Better deal for debt
Current tax breaks on equities are based on the belief that, to get retail investors to buy risky assets, you need to offer sops. From an investor’s perspective, there is a yawning gap between the tax treatment of equity and debt returns.
Equity shares are exempt from capital gains tax if held for more than one year. Dividends are subject to a flat rate of dividend distribution tax. However, capital gains on bonds are taxed even if you hold for the long term. And interest received from bonds or deposits is taxed at the individual’s income tax rate, which can be as high as 30 per cent.
But this approach of taxing debt returns to the hilt and allowing equity investments to go scot-free, has pitfalls. For one, the unequal tax breaks may prompt investors to go overboard on equities, thus taking on more risk than they can afford. After all, all investors need to have both debt and equity instruments in their portfolio for balance.
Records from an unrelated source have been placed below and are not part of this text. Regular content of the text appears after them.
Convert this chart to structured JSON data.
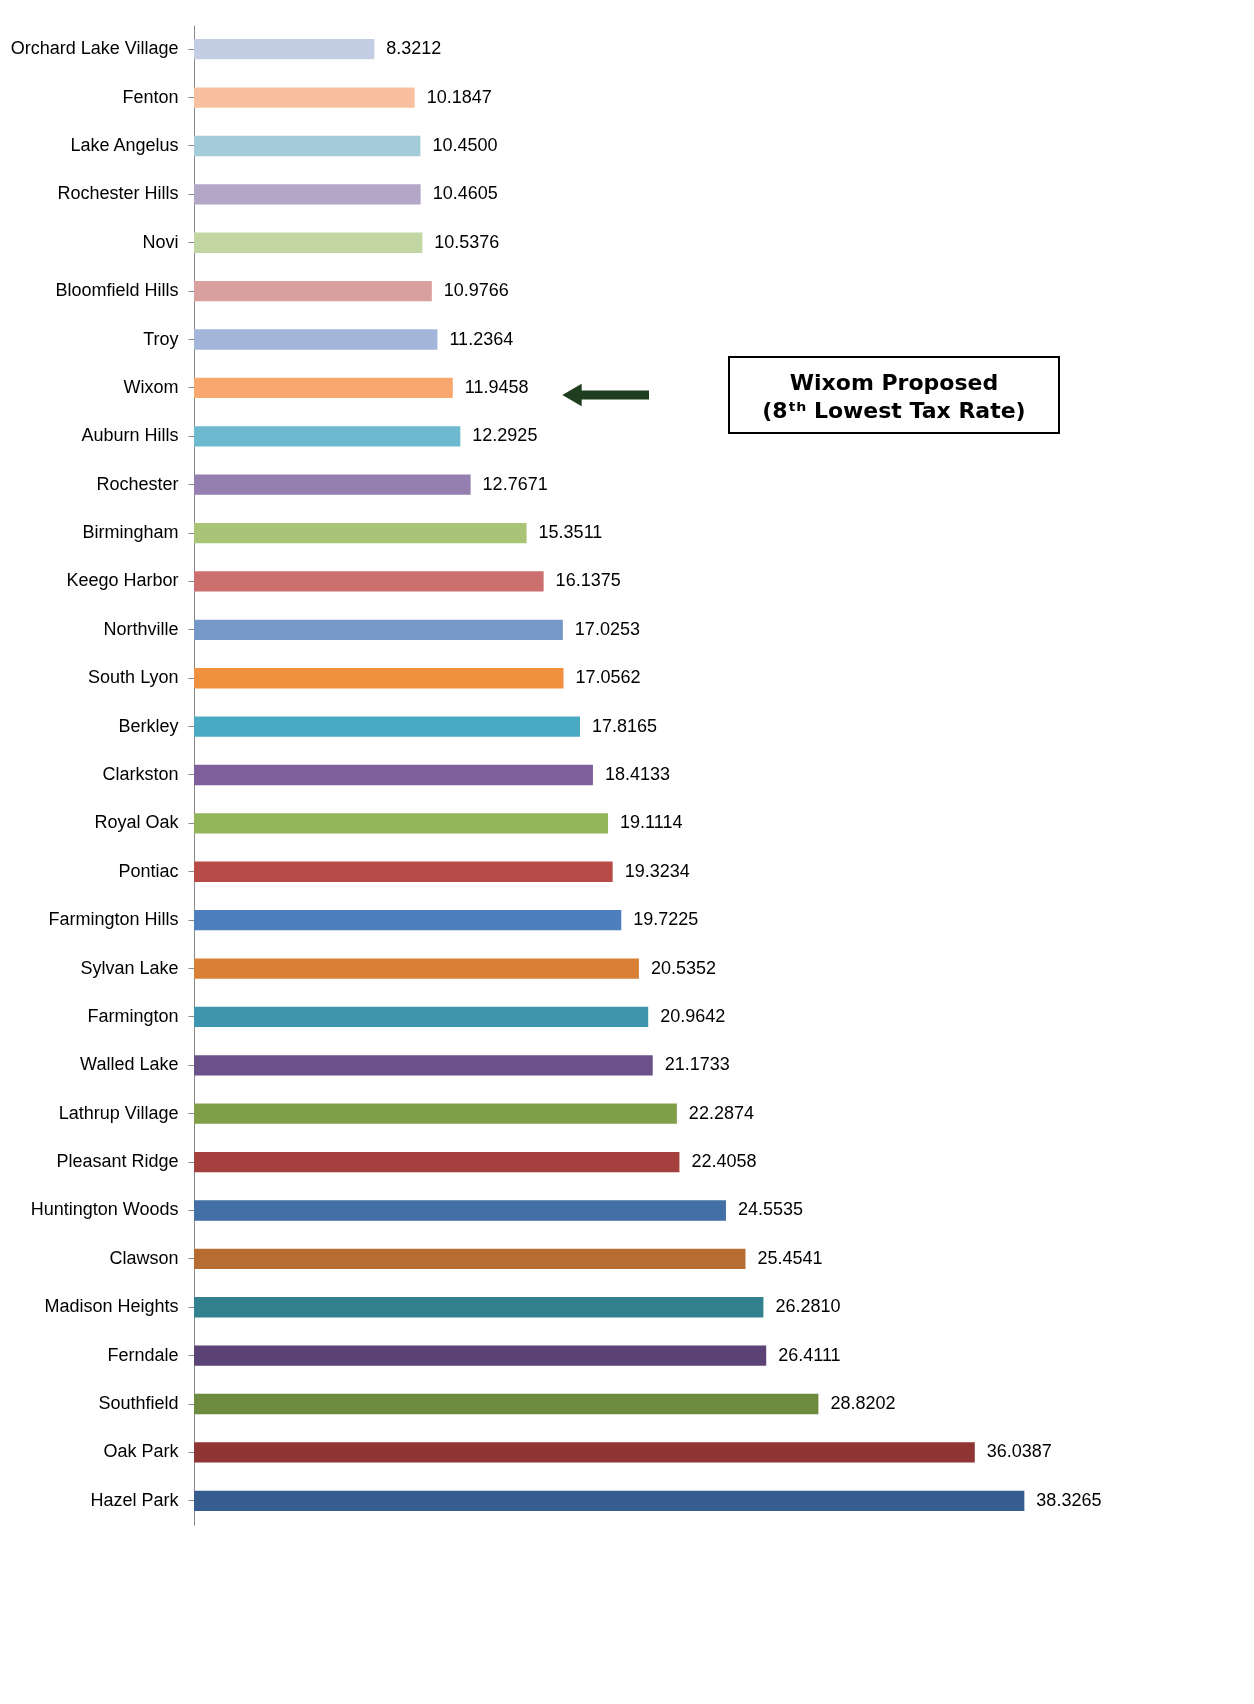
{
  "chart_data": {
    "type": "bar",
    "orientation": "horizontal",
    "grid": false,
    "categories": [
      "Orchard Lake Village",
      "Fenton",
      "Lake Angelus",
      "Rochester Hills",
      "Novi",
      "Bloomfield Hills",
      "Troy",
      "Wixom",
      "Auburn Hills",
      "Rochester",
      "Birmingham",
      "Keego Harbor",
      "Northville",
      "South Lyon",
      "Berkley",
      "Clarkston",
      "Royal Oak",
      "Pontiac",
      "Farmington Hills",
      "Sylvan Lake",
      "Farmington",
      "Walled Lake",
      "Lathrup Village",
      "Pleasant Ridge",
      "Huntington Woods",
      "Clawson",
      "Madison Heights",
      "Ferndale",
      "Southfield",
      "Oak Park",
      "Hazel Park"
    ],
    "values": [
      8.3212,
      10.1847,
      10.45,
      10.4605,
      10.5376,
      10.9766,
      11.2364,
      11.9458,
      12.2925,
      12.7671,
      15.3511,
      16.1375,
      17.0253,
      17.0562,
      17.8165,
      18.4133,
      19.1114,
      19.3234,
      19.7225,
      20.5352,
      20.9642,
      21.1733,
      22.2874,
      22.4058,
      24.5535,
      25.4541,
      26.281,
      26.4111,
      28.8202,
      36.0387,
      38.3265
    ],
    "value_labels": [
      "8.3212",
      "10.1847",
      "10.4500",
      "10.4605",
      "10.5376",
      "10.9766",
      "11.2364",
      "11.9458",
      "12.2925",
      "12.7671",
      "15.3511",
      "16.1375",
      "17.0253",
      "17.0562",
      "17.8165",
      "18.4133",
      "19.1114",
      "19.3234",
      "19.7225",
      "20.5352",
      "20.9642",
      "21.1733",
      "22.2874",
      "22.4058",
      "24.5535",
      "25.4541",
      "26.2810",
      "26.4111",
      "28.8202",
      "36.0387",
      "38.3265"
    ],
    "colors": [
      "#c3cde4",
      "#f9c0a0",
      "#a3cbd9",
      "#b2a7c6",
      "#c2d6a3",
      "#d9a0a0",
      "#a3b6d9",
      "#f8a86e",
      "#6cb9d0",
      "#957fb0",
      "#a9c476",
      "#cb6f6f",
      "#7598c9",
      "#f0913f",
      "#4aaac3",
      "#7e5f9c",
      "#93b55a",
      "#b84a47",
      "#4d7ebd",
      "#d78036",
      "#3e96ae",
      "#6b5189",
      "#7f9e47",
      "#a4403d",
      "#416fa6",
      "#b76c31",
      "#33808f",
      "#5b4475",
      "#6e8a3e",
      "#8f3634",
      "#375d8e"
    ],
    "annotations": [
      "Wixom Proposed\n(8ᵗʰ Lowest Tax Rate)"
    ]
  }
}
How much equities one should own should be decided by individual risk appetite, rather than tax breaks.
Two, there is no reason why shares must claim any innate superiority over debt, as financial savings go. If the argument is that stocks redirect household savings into productive uses in business, that holds true for debt too. It is not clear why investing in a Reliance Power IPO is better for the economy than investing in HUDCO bonds or SBI deposits.
Given that investors have been shying away from all kinds of financial savings — bank deposits, bonds and shares — this is not the time to be finicky. It is best to leave the debt/equity mix to the investor’s choice.
Instead, the Government must consider taxing interest from debt instruments at the same rates as dividends from shares. Holding equities for the long term can be encouraged by allowing inflation-indexed capital gains tax ( a la bonds) on shares held for more than 3 years.
Finally, it is essential to make financial assets at least as attractive as physical ones such as land and gold, by subjecting them to similar tax regimes.
Today, though jewellery and property are subject to tax on paper, they escape both capital gains tax and wealth tax due to poor enforcement.
Ensuring better tax compliance on jewellery and property transactions would go a long way in putting financial assets back into the reckoning.